The big difference between politics on the mainland and those in the territory is that, in the Virgin Islands, ineptitude and corruption play out over such small stakes. But then, everything is relative, right?

The political scientist Charles Hamilton once made an important distinction between divisible and indivisible benefits, the ones that go to a select few and the ones that go to everyone. In the Virgin Islands, there are no indivisible benefits, only those that benefit me, or my small group, or someone who is financing me. The "public good" or the "general welfare"? Never heard of them.

One result is an inability to govern, simply because governing actually requires thinking about the larger community. It takes thought, hard work, planning, a focus on execution and persistence. So, instead of sending a bill to a legislature without any preparation or discussion, a bill calling for tax increases that were bound to produce opposition in a tax-hating culture, the groundwork would have been laid months earlier. The needed majority in the legislature could have been hammered together. But that would involve working at the boring process of governing.

Then, the legislators would have to do their jobs. They would hold hearings and propose amendments and determine the best mix to address the serious revenue shortfalls that the government faces. But that would also involve governing and being responsible. Instead, they take the easy way out. They say it should be put up to "the people."

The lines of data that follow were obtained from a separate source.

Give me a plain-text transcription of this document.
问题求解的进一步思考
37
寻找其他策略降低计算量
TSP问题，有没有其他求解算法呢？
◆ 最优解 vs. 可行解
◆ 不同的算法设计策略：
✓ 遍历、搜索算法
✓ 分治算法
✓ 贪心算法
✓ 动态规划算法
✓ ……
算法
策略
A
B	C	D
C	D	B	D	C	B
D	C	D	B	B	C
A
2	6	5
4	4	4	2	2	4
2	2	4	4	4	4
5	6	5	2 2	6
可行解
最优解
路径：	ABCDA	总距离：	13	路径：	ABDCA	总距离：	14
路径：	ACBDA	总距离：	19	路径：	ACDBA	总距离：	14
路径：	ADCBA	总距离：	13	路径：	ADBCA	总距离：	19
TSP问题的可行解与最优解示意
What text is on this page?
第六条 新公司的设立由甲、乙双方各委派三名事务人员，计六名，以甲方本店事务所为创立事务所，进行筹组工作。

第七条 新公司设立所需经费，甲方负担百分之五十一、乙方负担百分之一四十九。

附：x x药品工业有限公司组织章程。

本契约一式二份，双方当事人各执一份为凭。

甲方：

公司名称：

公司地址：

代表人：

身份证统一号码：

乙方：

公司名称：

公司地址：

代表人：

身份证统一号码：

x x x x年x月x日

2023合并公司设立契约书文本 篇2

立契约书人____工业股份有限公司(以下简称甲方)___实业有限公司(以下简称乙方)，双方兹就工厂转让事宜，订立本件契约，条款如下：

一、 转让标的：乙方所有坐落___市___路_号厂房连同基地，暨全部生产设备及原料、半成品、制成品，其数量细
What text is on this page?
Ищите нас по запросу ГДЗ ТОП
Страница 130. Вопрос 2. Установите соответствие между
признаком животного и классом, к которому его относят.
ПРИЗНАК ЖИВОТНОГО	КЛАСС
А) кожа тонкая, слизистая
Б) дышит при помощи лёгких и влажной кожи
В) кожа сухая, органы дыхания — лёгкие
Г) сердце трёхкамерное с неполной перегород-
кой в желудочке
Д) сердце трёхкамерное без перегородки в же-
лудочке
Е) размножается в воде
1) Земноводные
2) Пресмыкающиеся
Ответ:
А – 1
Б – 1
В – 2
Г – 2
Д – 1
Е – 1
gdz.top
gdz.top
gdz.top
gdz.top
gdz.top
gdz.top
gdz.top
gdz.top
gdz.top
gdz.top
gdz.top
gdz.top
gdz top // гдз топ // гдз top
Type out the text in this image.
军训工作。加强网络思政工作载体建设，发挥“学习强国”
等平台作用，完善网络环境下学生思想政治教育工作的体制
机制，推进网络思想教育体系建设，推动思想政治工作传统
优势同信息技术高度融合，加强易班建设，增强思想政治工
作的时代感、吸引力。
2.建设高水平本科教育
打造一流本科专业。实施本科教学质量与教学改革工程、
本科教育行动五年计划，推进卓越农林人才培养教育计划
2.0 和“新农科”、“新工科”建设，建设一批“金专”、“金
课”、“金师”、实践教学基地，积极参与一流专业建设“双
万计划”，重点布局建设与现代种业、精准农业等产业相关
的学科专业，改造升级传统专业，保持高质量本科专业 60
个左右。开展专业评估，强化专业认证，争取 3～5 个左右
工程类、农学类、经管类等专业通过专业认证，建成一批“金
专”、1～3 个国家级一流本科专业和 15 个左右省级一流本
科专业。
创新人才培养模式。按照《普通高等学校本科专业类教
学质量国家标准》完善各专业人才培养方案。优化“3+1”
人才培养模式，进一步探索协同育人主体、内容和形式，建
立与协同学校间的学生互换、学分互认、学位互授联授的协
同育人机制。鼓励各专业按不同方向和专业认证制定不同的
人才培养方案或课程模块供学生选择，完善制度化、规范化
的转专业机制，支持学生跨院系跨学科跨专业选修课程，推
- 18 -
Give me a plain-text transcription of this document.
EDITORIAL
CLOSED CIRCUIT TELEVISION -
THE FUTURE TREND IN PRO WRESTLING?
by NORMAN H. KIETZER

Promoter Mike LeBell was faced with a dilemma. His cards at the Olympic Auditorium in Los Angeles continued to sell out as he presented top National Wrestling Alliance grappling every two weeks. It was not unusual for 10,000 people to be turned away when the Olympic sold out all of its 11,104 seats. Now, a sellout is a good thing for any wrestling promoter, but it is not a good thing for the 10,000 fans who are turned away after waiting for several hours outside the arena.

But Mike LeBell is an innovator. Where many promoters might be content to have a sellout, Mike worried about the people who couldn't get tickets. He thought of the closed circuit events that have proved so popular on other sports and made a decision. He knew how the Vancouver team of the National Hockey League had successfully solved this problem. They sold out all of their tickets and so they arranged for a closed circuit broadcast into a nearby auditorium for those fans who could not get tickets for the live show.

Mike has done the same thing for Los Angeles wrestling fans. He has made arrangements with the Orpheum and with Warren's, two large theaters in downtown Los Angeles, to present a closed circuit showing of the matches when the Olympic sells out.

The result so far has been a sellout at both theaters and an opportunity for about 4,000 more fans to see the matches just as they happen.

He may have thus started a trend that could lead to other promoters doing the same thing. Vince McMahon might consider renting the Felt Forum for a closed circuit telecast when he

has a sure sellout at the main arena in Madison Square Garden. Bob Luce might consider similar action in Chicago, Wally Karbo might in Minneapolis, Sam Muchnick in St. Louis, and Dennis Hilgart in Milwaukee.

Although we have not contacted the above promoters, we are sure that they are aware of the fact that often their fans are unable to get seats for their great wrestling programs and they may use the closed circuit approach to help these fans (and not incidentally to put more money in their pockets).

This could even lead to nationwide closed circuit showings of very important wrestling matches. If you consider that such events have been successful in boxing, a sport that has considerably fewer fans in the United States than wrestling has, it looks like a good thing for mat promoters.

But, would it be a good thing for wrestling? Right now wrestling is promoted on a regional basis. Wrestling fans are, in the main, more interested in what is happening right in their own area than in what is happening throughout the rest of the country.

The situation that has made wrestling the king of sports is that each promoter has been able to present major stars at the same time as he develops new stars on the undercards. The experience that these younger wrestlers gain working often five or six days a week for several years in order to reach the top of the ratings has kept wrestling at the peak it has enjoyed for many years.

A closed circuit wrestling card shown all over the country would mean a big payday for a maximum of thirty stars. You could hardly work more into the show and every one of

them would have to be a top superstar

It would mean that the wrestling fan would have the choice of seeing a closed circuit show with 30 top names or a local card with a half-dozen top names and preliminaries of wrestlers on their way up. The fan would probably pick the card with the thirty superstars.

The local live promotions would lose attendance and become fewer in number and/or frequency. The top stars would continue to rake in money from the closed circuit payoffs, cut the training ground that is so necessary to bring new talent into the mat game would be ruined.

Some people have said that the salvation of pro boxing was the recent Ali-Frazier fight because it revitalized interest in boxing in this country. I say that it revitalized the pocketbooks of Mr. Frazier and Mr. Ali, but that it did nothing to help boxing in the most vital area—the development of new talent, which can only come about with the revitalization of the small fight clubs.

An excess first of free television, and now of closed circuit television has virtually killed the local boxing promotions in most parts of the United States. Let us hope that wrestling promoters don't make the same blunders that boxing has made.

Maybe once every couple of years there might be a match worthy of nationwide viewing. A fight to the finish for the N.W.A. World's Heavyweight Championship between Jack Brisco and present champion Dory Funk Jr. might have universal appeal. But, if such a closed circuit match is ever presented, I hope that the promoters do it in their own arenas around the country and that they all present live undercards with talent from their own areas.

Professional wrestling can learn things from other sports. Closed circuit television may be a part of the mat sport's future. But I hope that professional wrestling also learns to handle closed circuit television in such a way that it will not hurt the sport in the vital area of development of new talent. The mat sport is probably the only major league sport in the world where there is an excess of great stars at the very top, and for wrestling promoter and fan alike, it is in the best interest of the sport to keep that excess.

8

So here is the fundamental question to be posed to "the people," i.e., the store owners who sell cigarettes, liquor and big bottles of soda, and the smokers, drinkers and consumers of big bottles of soda: Should we raise the tax on these products to generate revenue that the territory desperately needs?

The answer? Wait, Wait, Don’t tell me! Let me make a wild guess. The answer is "no." The tax is a bad idea. It will destroy businesses and bankrupt smokers, drinkers and the morbidly obese.

A month from now, the United States will have a government led by people with no sense of responsibility. Responsibility is a powerful force for good. Its absence inevitably results in bad outcomes. Anyone wanting a mini-case study in the effects of public irresponsibility can look to the current experience of the Virgin Islands.

Finally, at both the national and territorial levels, there may be one big difference between the past and present. In the past, those in power could always comfort themselves with the Wall Street mantra, IBY/YBG, or "I’ll be gone, you’ll be gone." Some other poor jerk is going to be left holding the bag down the road. Maybe not this time. The clock seems to be winding down on a number of big issues, among the most notable of which are financial stability, pervasive violence and climate change.